Trump’s lies are so brazen that it is now common for politicians and the media to talk about him lying, a word that would not have been used in days gone by but replaced by euphemisms. Is it only a matter of time before they start openly questioning his sanity instead of just whispering it behind closed doors?

Comments

  1. Who Cares says

    My question is can cognitive dissonance do what is happening to Trump?
    Why am I asking? He revealed himself to be such a narcissist that he tries to bend reality to what he demands reality to be (see the hurricane sharpie debacle). And that is just not possible with a lot of things on the level he is at.

  2. jrkrideau says

    @ 3 Who Cares
    My question is can cognitive dissonance do what is happening to Trump?

    No.

    Perhaps to expand a bit on my answer, Trump’s behaviour patterns, his incessant lying and contradicting of facts and his speech patterns all indicate more serious problems, much more serious problems.

    It is much more likely that we are dealing with a poorly educated person with a serious case of narcissism combined with what looks suspiciously likely to be the on-set of dementia.

    I could easily be mistaken but I think narcissism subsumes sociopathy or psychopathy.

    Caligula starting to sound like a better leader.

  3. jrkrideau says

    Donald Trump is insane?
    Just quibbling terminology.

    I’m not sure that Trump is actually insane in the legal sense.

    In a psychological or medical sense, we should probably consider him completely incompetent to function in the position he holds. Or more informally, we might say that “He should not let out without a keeper “.

  4. says

    It is instructive to listen to Trump making depositions in the late 90s versus today. Clearly he has declined mentally. Is it amphetamines or dementia or both? Who cares? He’s always been an asshole and his cognitive impairment has made him fall back on his core competency, which is being a jerk-cum-jackass. He was unfit to be president when he was elected; it’s not as though this is a sudden revelation. The guy’s off his rocker.

  5. Just an Organic Regular Expression says

    I look forward with anticipation and some dread to the inevitable Presidential Debates. In this highly unusual election year, when it is unlikely there will be large campaign events in different cities, the debates may be the critical moments of the campaign. And it is precisely in the high pressure, very public venue of a televised debate, that Trump may crack and literally babble like a crazy person.

    I expect that his Republican committee handlers, anticipating that possibility, will work very hard to minimize the number of debates, and to modify the debate formats to put less pressure on the candidate. Just the same, it should take very little needling by his opponent to set him off. If the consequences weren’t so dire, I’d be looking forward to this.

  6. publicola says

    @9: I don’t know; my inclination is to agree, but Il Duce’s pathological narcissism makes him believe he’s the smartest guy on the planet, and that he can wipe anyone’s ass in any debate. I guess we’ll just have to wait and see.

  7. jrkrideau says

    @ 9 Marcus
    Given the little I have seen of Biden, Trump would have to be even crazier than he is not to debate.
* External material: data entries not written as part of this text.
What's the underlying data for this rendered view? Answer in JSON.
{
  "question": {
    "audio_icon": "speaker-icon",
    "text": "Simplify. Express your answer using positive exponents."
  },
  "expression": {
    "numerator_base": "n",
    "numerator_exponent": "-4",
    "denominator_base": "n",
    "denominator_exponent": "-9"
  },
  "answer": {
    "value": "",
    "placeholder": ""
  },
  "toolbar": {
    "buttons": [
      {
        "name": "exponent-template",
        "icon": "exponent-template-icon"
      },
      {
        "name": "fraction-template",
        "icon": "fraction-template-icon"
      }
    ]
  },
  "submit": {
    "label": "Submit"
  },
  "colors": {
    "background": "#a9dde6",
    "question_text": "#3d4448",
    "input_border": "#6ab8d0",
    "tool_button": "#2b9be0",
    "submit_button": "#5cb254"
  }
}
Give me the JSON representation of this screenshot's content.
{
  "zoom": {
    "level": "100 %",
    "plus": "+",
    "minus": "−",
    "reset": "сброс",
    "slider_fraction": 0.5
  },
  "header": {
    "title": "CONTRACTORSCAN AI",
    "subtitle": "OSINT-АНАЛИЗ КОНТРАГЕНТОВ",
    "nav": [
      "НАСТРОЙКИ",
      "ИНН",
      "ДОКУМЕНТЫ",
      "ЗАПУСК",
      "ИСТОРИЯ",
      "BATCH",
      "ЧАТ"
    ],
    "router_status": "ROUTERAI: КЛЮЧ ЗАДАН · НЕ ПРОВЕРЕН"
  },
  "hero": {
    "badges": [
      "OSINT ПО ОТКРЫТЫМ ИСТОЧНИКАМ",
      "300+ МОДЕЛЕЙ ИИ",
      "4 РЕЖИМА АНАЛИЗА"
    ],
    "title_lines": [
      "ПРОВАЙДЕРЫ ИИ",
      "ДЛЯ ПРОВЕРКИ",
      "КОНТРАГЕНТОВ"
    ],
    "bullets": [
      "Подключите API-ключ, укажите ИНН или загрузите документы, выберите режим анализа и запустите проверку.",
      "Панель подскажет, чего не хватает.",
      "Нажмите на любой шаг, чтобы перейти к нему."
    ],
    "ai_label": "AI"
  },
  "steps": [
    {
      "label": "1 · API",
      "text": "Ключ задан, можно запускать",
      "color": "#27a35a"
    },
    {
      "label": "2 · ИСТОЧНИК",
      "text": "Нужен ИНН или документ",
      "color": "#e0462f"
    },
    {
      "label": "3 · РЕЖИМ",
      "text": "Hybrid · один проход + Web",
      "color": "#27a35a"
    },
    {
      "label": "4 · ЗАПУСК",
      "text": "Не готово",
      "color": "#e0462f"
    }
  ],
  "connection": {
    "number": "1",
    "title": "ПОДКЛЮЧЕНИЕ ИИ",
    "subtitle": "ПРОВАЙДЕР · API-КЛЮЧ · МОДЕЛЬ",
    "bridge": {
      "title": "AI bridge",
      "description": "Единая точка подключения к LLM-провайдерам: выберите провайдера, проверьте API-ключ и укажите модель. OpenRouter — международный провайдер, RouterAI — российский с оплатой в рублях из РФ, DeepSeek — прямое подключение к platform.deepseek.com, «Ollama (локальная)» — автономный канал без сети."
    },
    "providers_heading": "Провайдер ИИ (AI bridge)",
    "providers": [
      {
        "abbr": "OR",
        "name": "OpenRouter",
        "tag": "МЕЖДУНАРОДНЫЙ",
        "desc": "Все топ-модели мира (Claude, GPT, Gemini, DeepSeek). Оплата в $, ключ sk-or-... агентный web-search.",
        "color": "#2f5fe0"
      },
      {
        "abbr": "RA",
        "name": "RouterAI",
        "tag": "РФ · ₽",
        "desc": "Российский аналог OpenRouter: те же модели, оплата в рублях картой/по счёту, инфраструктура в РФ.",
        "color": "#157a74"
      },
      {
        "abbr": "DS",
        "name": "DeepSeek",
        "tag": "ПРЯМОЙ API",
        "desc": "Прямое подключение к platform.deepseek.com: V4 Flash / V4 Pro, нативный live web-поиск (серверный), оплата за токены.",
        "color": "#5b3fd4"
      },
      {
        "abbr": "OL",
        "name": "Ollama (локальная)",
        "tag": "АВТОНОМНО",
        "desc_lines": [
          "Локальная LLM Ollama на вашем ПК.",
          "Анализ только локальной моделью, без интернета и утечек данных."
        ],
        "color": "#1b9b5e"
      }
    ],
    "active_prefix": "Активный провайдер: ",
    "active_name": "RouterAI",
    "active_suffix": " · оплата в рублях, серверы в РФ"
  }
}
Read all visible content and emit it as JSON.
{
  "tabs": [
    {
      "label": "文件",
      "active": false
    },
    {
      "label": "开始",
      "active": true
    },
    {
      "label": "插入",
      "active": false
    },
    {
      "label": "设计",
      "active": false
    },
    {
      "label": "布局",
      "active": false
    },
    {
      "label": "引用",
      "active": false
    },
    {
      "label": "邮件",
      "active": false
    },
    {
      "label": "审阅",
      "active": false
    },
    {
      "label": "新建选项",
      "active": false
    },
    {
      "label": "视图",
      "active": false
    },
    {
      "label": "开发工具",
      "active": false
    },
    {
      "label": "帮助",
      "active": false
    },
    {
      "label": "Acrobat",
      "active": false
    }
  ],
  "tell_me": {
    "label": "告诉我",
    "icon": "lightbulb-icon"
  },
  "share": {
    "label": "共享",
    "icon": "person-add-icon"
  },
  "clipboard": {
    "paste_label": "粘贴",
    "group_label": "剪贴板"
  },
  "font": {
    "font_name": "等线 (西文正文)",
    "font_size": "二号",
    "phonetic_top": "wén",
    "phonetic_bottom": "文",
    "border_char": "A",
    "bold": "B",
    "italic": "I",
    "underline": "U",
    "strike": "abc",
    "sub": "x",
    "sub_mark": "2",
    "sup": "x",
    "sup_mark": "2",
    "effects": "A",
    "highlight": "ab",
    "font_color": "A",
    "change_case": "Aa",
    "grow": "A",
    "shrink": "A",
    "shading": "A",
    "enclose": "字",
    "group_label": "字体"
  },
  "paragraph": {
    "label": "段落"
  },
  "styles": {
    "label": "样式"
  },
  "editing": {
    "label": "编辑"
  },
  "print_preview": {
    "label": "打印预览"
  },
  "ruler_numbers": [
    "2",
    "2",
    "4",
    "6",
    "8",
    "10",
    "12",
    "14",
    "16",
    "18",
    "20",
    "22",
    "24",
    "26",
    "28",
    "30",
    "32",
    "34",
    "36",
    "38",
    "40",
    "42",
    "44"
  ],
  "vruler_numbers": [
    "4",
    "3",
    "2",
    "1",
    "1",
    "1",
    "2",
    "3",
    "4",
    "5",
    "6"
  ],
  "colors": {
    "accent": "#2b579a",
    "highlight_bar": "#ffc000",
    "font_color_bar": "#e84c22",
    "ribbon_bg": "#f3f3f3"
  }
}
  8. GerrardOfTitanServer says

    At Marcus pointed out, it’s not just severe narcissism. There is clear cognitive decline over the past 20-30 years. He used to be able to form coherent sentences and thoughts, and now he’s borderline incapable of speaking English in an intelligible aka understandable fashion. Remember that his father suffered from Alzheimer’s. It’s quite plausible that Trump is pretty far along with Alzheimer’s, just like “Saint Ronald”.